When we get there, we will order a cheese platter, because why not? With him I would talk about the menu of his restaurant, or touch on the politics that matters, or sit in silence as they hit boundary after boundary in their run chase. My other cousins, and some friends, would drop in – one with stories about his renovations, another on property prices, one about a conference, another on returning to work, another with stories from up north, others will talk about their kids or going fishing that morning. Someone else will buy a round and the day will edge its way to darkness once again.

It is getting late now, the cricket is over, and only you and him remain. He gets Mondays off and you are a writer so you can sleep in on any day you choose. You have exhausted your debate on the merits of bacon or ham in a quiche Lorraine. It might be time to go home, but you are feeling hungry and it will be a little while before the taxi arrives. Up the road is the kebab shop and they are open, as always. So, you stumble out and keep talking. Your cousin is good like that, a raconteur with a point of view, one of those people that likes to chat, a proper larrikin who cracks a joke about anything that comes up. He is the bloke you share a kebab with, under any circumstances. Location, time of night, cost is no barrier, for it is always worth it. Someone to talk shit with like you are both the smartest idiots in the world while there is garlic and sweet chilli sauce dribbling down your chin.
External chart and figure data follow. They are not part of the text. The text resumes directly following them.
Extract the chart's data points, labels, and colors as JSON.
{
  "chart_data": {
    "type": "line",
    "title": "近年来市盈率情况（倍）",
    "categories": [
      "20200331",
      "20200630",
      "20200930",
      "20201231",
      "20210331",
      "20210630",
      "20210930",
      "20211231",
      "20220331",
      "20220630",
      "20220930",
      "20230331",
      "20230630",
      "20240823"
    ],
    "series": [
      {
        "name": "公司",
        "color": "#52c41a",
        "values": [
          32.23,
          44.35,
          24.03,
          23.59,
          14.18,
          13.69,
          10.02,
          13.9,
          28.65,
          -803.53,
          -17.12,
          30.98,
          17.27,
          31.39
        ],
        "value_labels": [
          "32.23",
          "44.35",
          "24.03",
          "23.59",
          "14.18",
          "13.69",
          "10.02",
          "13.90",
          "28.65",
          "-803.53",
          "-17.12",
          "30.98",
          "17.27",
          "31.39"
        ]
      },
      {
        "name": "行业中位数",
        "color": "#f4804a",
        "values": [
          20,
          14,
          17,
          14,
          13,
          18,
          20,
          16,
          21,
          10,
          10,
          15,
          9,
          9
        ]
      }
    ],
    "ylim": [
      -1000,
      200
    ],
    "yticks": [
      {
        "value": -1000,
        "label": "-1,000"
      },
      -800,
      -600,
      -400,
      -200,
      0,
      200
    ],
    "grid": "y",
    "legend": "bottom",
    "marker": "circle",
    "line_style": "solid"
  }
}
What did drunk people eat before kebabs? What did you have on the way home from the pub? My dad tells me that his dad used to drink a glass of milk before he had a big night out, something to line the stomach for everything that happened afterwards. But I never found out what he had on his way home. In Japan it is ramen; in Indonesia it is mee goreng; but in India, at least for me in Kochi, I managed to find a good kebab that hit the spot for 40 rupees on my way home from the pub. It was a little spicier but the yoghurt was garlicky and creamy, the pickles wonderfully sour, and the cabbage safe enough for me to risk when I avoided salads everywhere else. When I got home, I would fall asleep without caring about the mosquitoes buzzing overhead. This time, I will hit the hay to the sound of the wind through the trees at Redgate and the occasional plaintive call of a tawny frogmouth owl outside my open window.